Rainy Days and Mondays always get me down.

Jan 7, 2010

Birthday Girl

Birthdays are such a special day! I love birthdays! I love making the people I love feel special.

In our family, we only do "friend" birthday parties on the even years of the kids birthdays. Since Paige is 5, we aren't having a party this year. I decided that Paige would love to go the salon and get her nails done. So we had a mom and daughter day. We had pedicures, enjoyed lunch, and then dinner out with the family, and an enjoyable evening with extended family and some friends for cake n ice cream.














Here is Paige and I decorating her "Castle" cake, which she wanted all white this year. So there isn't any definition with lines or flowers or anything. It's the Princess' cake and she can have it anyway she wants it! (For today!)



















Here we are getting our toes done. Paige loved putting her feet in the water. She chose pink for her toes with flowers on the big toes, and green for her fingernails. This is what daughters are for! To have fun getting all dolled up and shopping. I have been blessed with a shopper and a trendy girl. It's a good thing and probably a bad thing when she gets older, but for now - it's FUN!!!!
















Who doesn't love dinner at Red Robyn where they will sing and clap "Happy Birthday" to you?!!! My kids love it! Grandma and Grandpa joined us for Paige's birthday dinner.

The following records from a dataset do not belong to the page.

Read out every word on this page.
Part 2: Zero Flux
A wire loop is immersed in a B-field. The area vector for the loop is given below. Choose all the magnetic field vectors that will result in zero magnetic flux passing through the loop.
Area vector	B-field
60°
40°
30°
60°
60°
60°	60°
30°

Then home for presents, cake and ice cream with Uncle Brian and Aunt Kathy, cousin Randy (we caught her before she went back to college), and the Kidders (Deidra and Michael), oh yes, and we must not forget Grandma and Grandpa!!!
















Paige blowing the candle out on her cake.

                             Paige's new birthday outfit.

The Birth of a Princess...

Well 5 years ago today January 7th, Dr. West said these magical words to Scott and I, “It’s a Girl!!!” We both looked at each other and said, “It’s a girl!” After having 2 boys , we got ourselves a princess. And a princess is what she’s been since the moment she entered into this world.

So may I introduce our Princess Paige…











We are so blessed to have Paige in our family. She brings such creativity, music, and DRAMA! Paige loves to dress up, dance, sing, and even wrestle with her brothers.

Happy Birthday Paige! We love you.

Jan 3, 2010

Happy New Year

A new year brings resolutions. Resolutions that you will keep and incorporate into your life and those that you make knowing full well that you won't keep but temporarily.


So here is my first resolution that I knew would be temporary, but was hoping it would make it at least a few months. Truth is it didn't even it make it 2 days.


A New brings another visit to the ER.

Here I was thinking after meeting our family deductible many times over last year with Emmett’s 3 surgeries that we could maybe (hopefully) take a break in 2010.

Well thanks to a family in our ward who doesn’t believe in staying home from church when their children are obviously sick. Then they think they are doing you a favor by giving your child one of their toys that they have hacked on. Yes, I am still very bitter. I can't stand any member of the church who comes to church knowing they are SICK!!!!

So guess what, yep, Emmett ends up getting croup on Jan. 2nd. With Emmett, nothing is easy or simple, so croup landed us in the emergency room. He had trouble catching his breath. He would start retching from the mucus, which he isn't able to retch due to the surgery he just had. So with all of this, we ended up in the ER for breathing treatments and steroids. URGH!!!!!

So my positive attitude for 2010 is already in the crapper!!!